As always political analyst and journalist (one of very few left in this country) Glenn Greenwald hits the nail on the head in his Thursday Sept. 3 blog post “The looming political war over Afghanistan.” Here is an excerpt:
“A country that turns itself into a war-fighting state, a militarized empire, is choosing what kind of country it wants to be. And as long as that continues, everything else — wild expansions of executive power, the explicit rejection of the rule of law for elites, a continuous erosion of civil liberties, ever-expanding secrecy justifications, supreme empowerment of a permanent national security class whose power transcends elections — are all necessary and inevitable by-products. As Thomas Jefferson observed in an 1810 letter to Ceasar Rodney: “In times of peace the people look most to their representatives; but in war, to the executive solely.” Jefferson was assuming “war” was a temporary state of affairs; where, as with us now, it’s the permanent reality, the effect is far greater. As long as a President is waging wars and trying to control the world through military force, he desperately needs the CIA, the military, the entire National Security State apparatus, and thus cannot “change” policies of secrecy, civil liberties, privacy and the like — even if he wanted to.

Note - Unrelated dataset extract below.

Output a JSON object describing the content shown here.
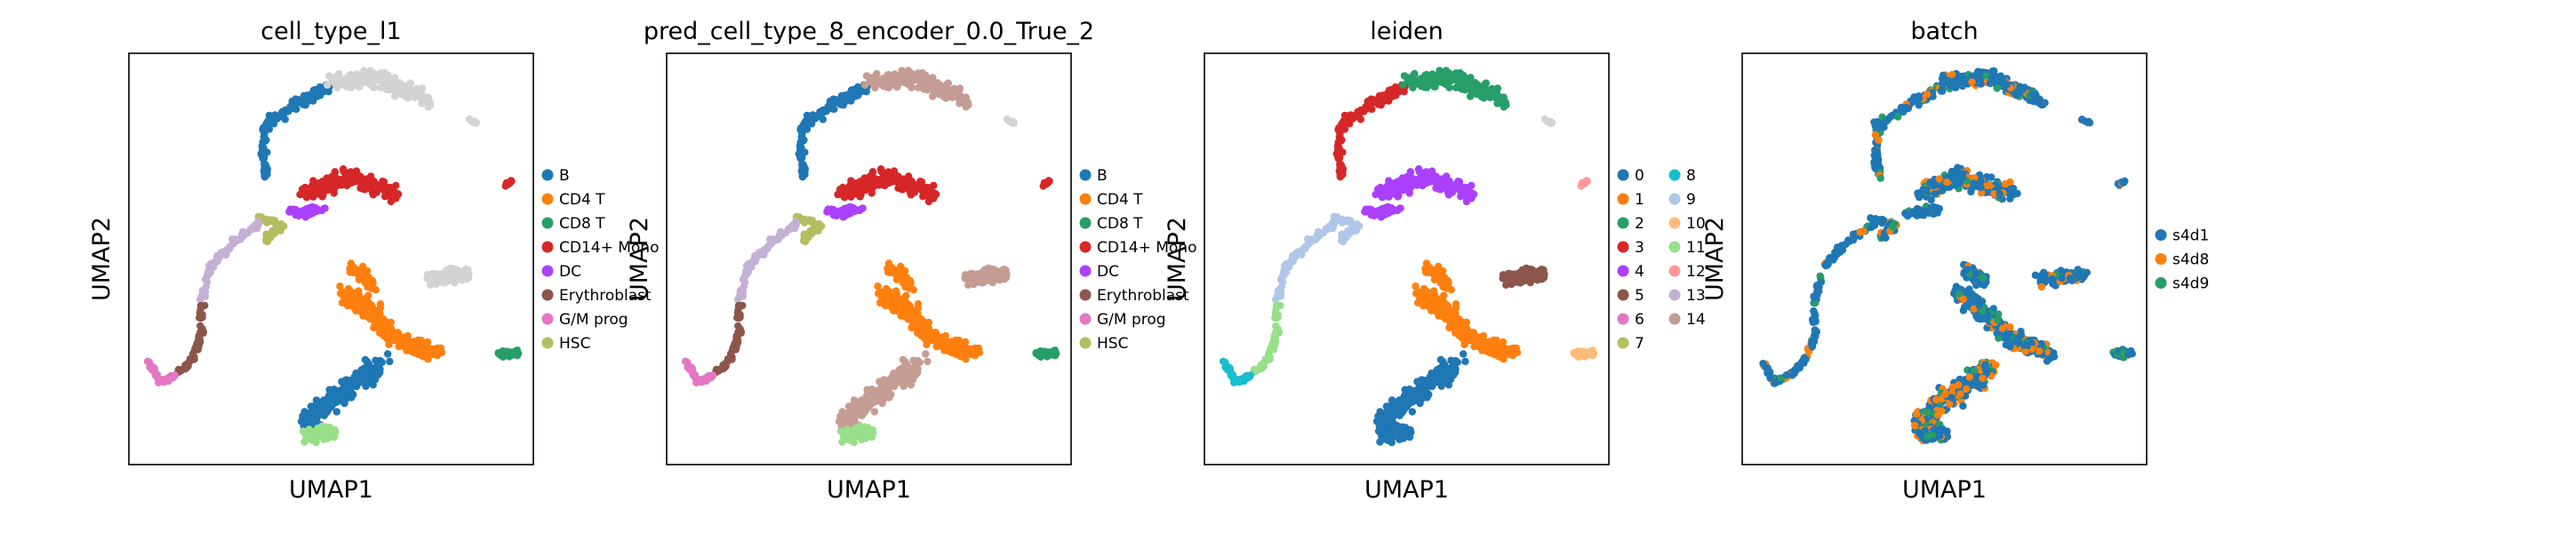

“That’s why being in a state of endless war doesn’t merely raise discrete questions of this policy or that; it changes the character of the nation. Whether to continue our massive National Security State and general imperial behavior (unsustainable in any event) is at least as important a question in the debate over Afghanistan as specific questions raised by the war itself….
“‘Of all the enemies of true liberty, war is, perhaps, the most to be dreaded, because it comprises and develops the germ of every other. War is the parent of armies; from these proceed debts and taxes; and armies, and debts, and taxes are the known instruments for bringing the many under the domination of the few…. No nation can preserve its freedom in the midst of continual warfare.'” — James Madison, Political Observations, 1795:
“We have “continual warfare”; Madison couldn’t have been clearer about the inevitable outcome of that.”